Was versteht man unter dem „Rauchpunkt“ von Olivenöl und warum ist dieser für die Küche relevant?
Unter dem Rauchpunkt eines Speiseöls versteht man die niedrigste Temperatur, bei der über einer erhitzten Fettprobe eine deutliche Rauchentwicklung beginnt.
Hier ist eine detaillierte Erklärung, was dabei chemisch passiert und warum das für die Küche so wichtig ist:
1. Was passiert chemisch am Rauchpunkt?
Wenn ein Öl seinen Rauchpunkt erreicht, beginnt es sich zu zersetzen. Die im Öl enthaltenen Triglyceride spalten sich in Glycerin und freie Fettsäuren auf. Das Glycerin wird bei weiterer Erhitzung dehydriert, wodurch Acrolein entsteht. Acrolein ist ein stechend riechender Stoff, der für den typischen "verbrannten" Geruch verantwortlich ist und die Schleimhäute reizt.
2. Der Rauchpunkt bei Olivenöl
Olivenöl ist nicht gleich Olivenöl. Der Rauchpunkt hängt stark vom Verarbeitungsgrad ab:
- Natives Olivenöl Extra (kaltgepresst): Da es noch viele Schwebstoffe, Vitamine und sekundäre Pflanzenstoffe enthält, liegt der Rauchpunkt niedriger, meist zwischen 160 °C und 190 °C.
- Raffiniertes Olivenöl (heißgepresst/behandelt): Durch die Reinigung (Raffination) werden empfindliche Begleitstoffe entfernt. Der Rauchpunkt steigt dadurch deutlich an, oft auf bis zu 230 °C.
3. Warum ist der Rauchpunkt für die Küche relevant?
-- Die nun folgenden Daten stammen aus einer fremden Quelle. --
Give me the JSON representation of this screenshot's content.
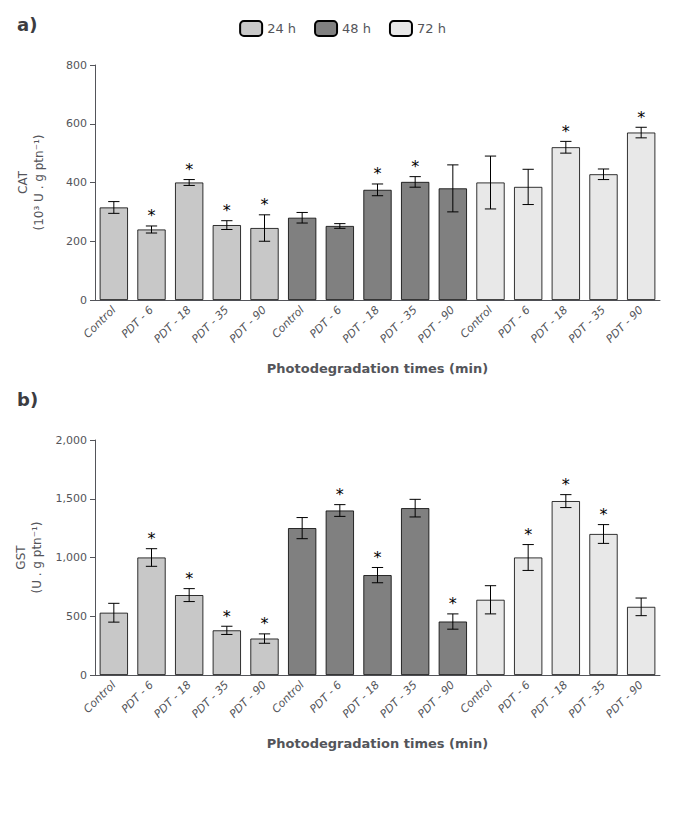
{
  "chart_data": [
    {
      "type": "bar",
      "title": "a)",
      "categories": [
        "Control",
        "PDT - 6",
        "PDT - 18",
        "PDT - 35",
        "PDT - 90",
        "Control",
        "PDT - 6",
        "PDT - 18",
        "PDT - 35",
        "PDT - 90",
        "Control",
        "PDT - 6",
        "PDT - 18",
        "PDT - 35",
        "PDT - 90"
      ],
      "x_label": "Photodegradation times (min)",
      "y_label": "CAT\n(10³ U . g ptn⁻¹)",
      "ylim": [
        0,
        800
      ],
      "yticks": [
        0,
        200,
        400,
        600,
        800
      ],
      "grid": false,
      "legend": "top",
      "edge_color": "#000000",
      "series": [
        {
          "name": "24 h",
          "color": "#c8c8c8",
          "values": [
            315,
            240,
            400,
            255,
            245,
            null,
            null,
            null,
            null,
            null,
            null,
            null,
            null,
            null,
            null
          ],
          "errors": [
            20,
            12,
            10,
            15,
            45,
            null,
            null,
            null,
            null,
            null,
            null,
            null,
            null,
            null,
            null
          ],
          "annotations": [
            null,
            "*",
            "*",
            "*",
            "*",
            null,
            null,
            null,
            null,
            null,
            null,
            null,
            null,
            null,
            null
          ]
        },
        {
          "name": "48 h",
          "color": "#808080",
          "values": [
            null,
            null,
            null,
            null,
            null,
            280,
            252,
            375,
            402,
            380,
            null,
            null,
            null,
            null,
            null
          ],
          "errors": [
            null,
            null,
            null,
            null,
            null,
            18,
            8,
            20,
            18,
            80,
            null,
            null,
            null,
            null,
            null
          ],
          "annotations": [
            null,
            null,
            null,
            null,
            null,
            null,
            null,
            "*",
            "*",
            null,
            null,
            null,
            null,
            null,
            null
          ]
        },
        {
          "name": "72 h",
          "color": "#e8e8e8",
          "values": [
            null,
            null,
            null,
            null,
            null,
            null,
            null,
            null,
            null,
            null,
            400,
            385,
            520,
            428,
            570
          ],
          "errors": [
            null,
            null,
            null,
            null,
            null,
            null,
            null,
            null,
            null,
            null,
            90,
            60,
            20,
            18,
            18
          ],
          "annotations": [
            null,
            null,
            null,
            null,
            null,
            null,
            null,
            null,
            null,
            null,
            null,
            null,
            "*",
            null,
            "*"
          ]
        }
      ]
    },
    {
      "type": "bar",
      "title": "b)",
      "categories": [
        "Control",
        "PDT - 6",
        "PDT - 18",
        "PDT - 35",
        "PDT - 90",
        "Control",
        "PDT - 6",
        "PDT - 18",
        "PDT - 35",
        "PDT - 90",
        "Control",
        "PDT - 6",
        "PDT - 18",
        "PDT - 35",
        "PDT - 90"
      ],
      "x_label": "Photodegradation times (min)",
      "y_label": "GST\n(U . g ptn⁻¹)",
      "ylim": [
        0,
        2000
      ],
      "yticks": [
        0,
        500,
        1000,
        1500,
        2000
      ],
      "grid": false,
      "edge_color": "#000000",
      "series": [
        {
          "name": "24 h",
          "color": "#c8c8c8",
          "values": [
            530,
            1000,
            680,
            380,
            310,
            null,
            null,
            null,
            null,
            null,
            null,
            null,
            null,
            null,
            null
          ],
          "errors": [
            80,
            75,
            55,
            35,
            40,
            null,
            null,
            null,
            null,
            null,
            null,
            null,
            null,
            null,
            null
          ],
          "annotations": [
            null,
            "*",
            "*",
            "*",
            "*",
            null,
            null,
            null,
            null,
            null,
            null,
            null,
            null,
            null,
            null
          ]
        },
        {
          "name": "48 h",
          "color": "#808080",
          "values": [
            null,
            null,
            null,
            null,
            null,
            1250,
            1400,
            850,
            1420,
            455,
            null,
            null,
            null,
            null,
            null
          ],
          "errors": [
            null,
            null,
            null,
            null,
            null,
            90,
            50,
            65,
            75,
            65,
            null,
            null,
            null,
            null,
            null
          ],
          "annotations": [
            null,
            null,
            null,
            null,
            null,
            null,
            "*",
            "*",
            null,
            "*",
            null,
            null,
            null,
            null,
            null
          ]
        },
        {
          "name": "72 h",
          "color": "#e8e8e8",
          "values": [
            null,
            null,
            null,
            null,
            null,
            null,
            null,
            null,
            null,
            null,
            640,
            1000,
            1480,
            1200,
            580
          ],
          "errors": [
            null,
            null,
            null,
            null,
            null,
            null,
            null,
            null,
            null,
            null,
            120,
            110,
            55,
            80,
            75
          ],
          "annotations": [
            null,
            null,
            null,
            null,
            null,
            null,
            null,
            null,
            null,
            null,
            null,
            "*",
            "*",
            "*",
            null
          ]
        }
      ]
    }
  ]
}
Die Beachtung des Rauchpunkts ist aus drei Gründen entscheidend:
A. Gesundheitliche Aspekte
Sobald ein Öl raucht, entstehen gesundheitsschädliche Stoffe. Das oben erwähnte Acrolein gilt als potenziell krebserregend und reizt Augen und Atemwege. Zudem entstehen bei der Überhitzung freie Radikale und trans-Fettsäuren, die für den Körper belastend sind.
B. Geschmackliche Aspekte
Ein Öl, das über seinen Rauchpunkt erhitzt wurde, schmeckt bitter und verbrannt. Da das Öl tief in das Bratgut (z. B. Fleisch oder Gemüse) eindringt, kann es den Geschmack des gesamten Gerichts ruinieren.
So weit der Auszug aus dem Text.